Motion Visualization Example
AWS Architecture Overview
Warning Message Example
Quick Correction: In the demo video I use the unit "g", however the values are actually represented in m/s^2.
With the recent advancements in transportation and smart vehicles, I was surprised to find that electronic vehicles and smart cars still lack the ability to measure and analyze real-time motion data given the significance of insights possible. Realizing the value of the kinetic data and the diversity of insights, I decided to create a fully connected IoT device that can quantify 3D acceleration data and enable real-time analyses and visualization of that 3D motion data. Furthermore, I coupled this data with noise and temperature information to create additional context and implement safety features.
The 3D acceleration data has many use-cases, however I find applications for driving particularly interesting. The data can be used to:
- Detect unusual changes in vehicle performance, over time
- Measure the quality of a ride by quantifying g-force
- Detect life-threatening car accidents and notify authorities
- Map road hazards, such as potholes using the z-axis
How does it work
There are two pieces of hardware used in this project, one is the Onion Omega2+, which is an embedded Linux computer and the other is the Adafruit Circuit Playground, which is a micro-controller and is used here for its set of comprehensive on-board sensors and cool-looking lights!
The micro-controller is programmed to measure 3D acceleration, temperature and noise every 1 second! It then sends that data to the Omega2+ using UART protocol. The Omega2+ then sends that data to AWS IoT using MQTT protocol.

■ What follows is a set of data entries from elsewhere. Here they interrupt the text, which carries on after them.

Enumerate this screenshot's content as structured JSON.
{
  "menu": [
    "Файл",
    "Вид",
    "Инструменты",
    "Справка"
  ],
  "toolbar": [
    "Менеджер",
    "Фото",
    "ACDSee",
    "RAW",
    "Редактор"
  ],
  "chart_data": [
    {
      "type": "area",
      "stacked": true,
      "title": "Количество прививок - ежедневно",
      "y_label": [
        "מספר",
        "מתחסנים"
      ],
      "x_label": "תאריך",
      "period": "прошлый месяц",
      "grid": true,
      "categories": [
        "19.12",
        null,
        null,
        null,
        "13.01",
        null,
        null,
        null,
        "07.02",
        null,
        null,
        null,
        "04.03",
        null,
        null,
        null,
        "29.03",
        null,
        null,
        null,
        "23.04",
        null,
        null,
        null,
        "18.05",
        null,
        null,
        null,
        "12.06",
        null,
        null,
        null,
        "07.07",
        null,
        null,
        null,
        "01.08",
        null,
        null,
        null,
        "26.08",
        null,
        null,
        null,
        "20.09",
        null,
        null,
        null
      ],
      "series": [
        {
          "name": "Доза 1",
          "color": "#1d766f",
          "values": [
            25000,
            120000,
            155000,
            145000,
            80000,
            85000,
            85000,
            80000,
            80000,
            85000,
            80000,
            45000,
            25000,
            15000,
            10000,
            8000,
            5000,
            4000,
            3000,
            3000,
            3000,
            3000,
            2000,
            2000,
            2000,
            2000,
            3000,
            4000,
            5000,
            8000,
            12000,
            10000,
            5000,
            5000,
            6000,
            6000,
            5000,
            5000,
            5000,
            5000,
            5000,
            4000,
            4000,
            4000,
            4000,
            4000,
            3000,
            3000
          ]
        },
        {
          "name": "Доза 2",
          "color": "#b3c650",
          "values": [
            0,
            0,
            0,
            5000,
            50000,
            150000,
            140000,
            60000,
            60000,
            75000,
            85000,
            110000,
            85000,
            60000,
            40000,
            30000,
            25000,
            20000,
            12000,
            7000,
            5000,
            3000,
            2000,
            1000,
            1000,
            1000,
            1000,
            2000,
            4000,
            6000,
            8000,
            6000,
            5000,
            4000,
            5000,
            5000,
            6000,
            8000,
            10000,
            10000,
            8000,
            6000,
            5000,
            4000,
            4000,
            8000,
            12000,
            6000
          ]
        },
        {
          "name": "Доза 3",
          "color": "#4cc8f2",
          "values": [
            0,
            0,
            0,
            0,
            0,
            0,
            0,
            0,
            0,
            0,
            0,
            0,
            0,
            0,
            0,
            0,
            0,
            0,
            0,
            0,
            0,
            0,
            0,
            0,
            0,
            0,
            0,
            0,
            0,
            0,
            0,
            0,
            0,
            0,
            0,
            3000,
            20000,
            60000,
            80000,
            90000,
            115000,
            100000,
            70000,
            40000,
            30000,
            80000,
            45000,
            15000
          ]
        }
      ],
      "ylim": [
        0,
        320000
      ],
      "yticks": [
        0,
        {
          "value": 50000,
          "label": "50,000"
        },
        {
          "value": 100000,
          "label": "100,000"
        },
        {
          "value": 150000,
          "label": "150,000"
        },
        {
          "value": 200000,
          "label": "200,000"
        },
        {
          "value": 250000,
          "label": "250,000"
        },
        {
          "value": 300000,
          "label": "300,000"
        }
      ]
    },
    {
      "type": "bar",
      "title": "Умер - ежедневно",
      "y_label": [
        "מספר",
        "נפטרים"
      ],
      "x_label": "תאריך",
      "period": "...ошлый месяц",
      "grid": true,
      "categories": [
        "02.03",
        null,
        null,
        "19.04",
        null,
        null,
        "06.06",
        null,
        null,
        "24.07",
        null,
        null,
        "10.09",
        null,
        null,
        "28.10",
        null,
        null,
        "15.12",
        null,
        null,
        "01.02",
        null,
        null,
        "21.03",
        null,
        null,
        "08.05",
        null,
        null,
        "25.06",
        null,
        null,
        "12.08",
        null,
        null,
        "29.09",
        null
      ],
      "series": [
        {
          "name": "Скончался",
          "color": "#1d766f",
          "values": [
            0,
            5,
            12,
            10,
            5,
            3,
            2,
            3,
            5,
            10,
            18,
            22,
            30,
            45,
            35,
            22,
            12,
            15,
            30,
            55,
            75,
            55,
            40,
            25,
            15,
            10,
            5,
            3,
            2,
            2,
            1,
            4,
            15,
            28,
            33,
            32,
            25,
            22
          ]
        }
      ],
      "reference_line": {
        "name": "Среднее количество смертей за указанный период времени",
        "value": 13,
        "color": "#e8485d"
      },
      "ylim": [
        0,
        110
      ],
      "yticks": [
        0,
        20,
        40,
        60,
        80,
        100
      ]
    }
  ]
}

Upon arrival of data at AWS IoT, any appropriate action is taken in real-time if necessary, such as sending an emergency notification. The data arrival also triggers a AWS IoT rule, which sends the data through the first firehose. Then comes AWS Kinesis, which receives the data in batches from the first firehose and performs real-time analytics, such as calculating the aggregate g-force in each direction. Then the data flows through the destination firehose and is stored in a S3 bucket. Finally, the data can be visualized and further analyzed using Amazon QuickSight.
Challenges I ran into
While there were many challenges when it came to creating and configuring different components of AWS to work together, the biggest challenge was to implement this idea with actual sensor data collected in real time. This project pushed me to take my hardware/software and interfacing skills to the next level, as I had to not only interface with multiple live sensor data, also do this on an embedded system with limited resources AND be in constant communication with the cloud. This meant composing a portable, powerful and power-efficient hardware solution, which is also cloud-connected.
Accomplishments that I'm proud of
Being able to successfully translate physical force into 0s and 1s stored in the cloud. Live!
What I learned
I learned that using simulated data can be misleading sometimes, as the real challenge in some cases is generating the data from scratch. It was also great exploring the AWS IoT platform and learning about all the great features!
What's next for KinetiConnect
KinetiConnect can be utilized by car manufacturers to track and improve their vehicle's performance and extract invaluable insights. It can be used at a national scale to improve road and transportation infrastructure, or by individuals to improve driving habits and most importantly improve safety through features, such as the automatic emergency notification system.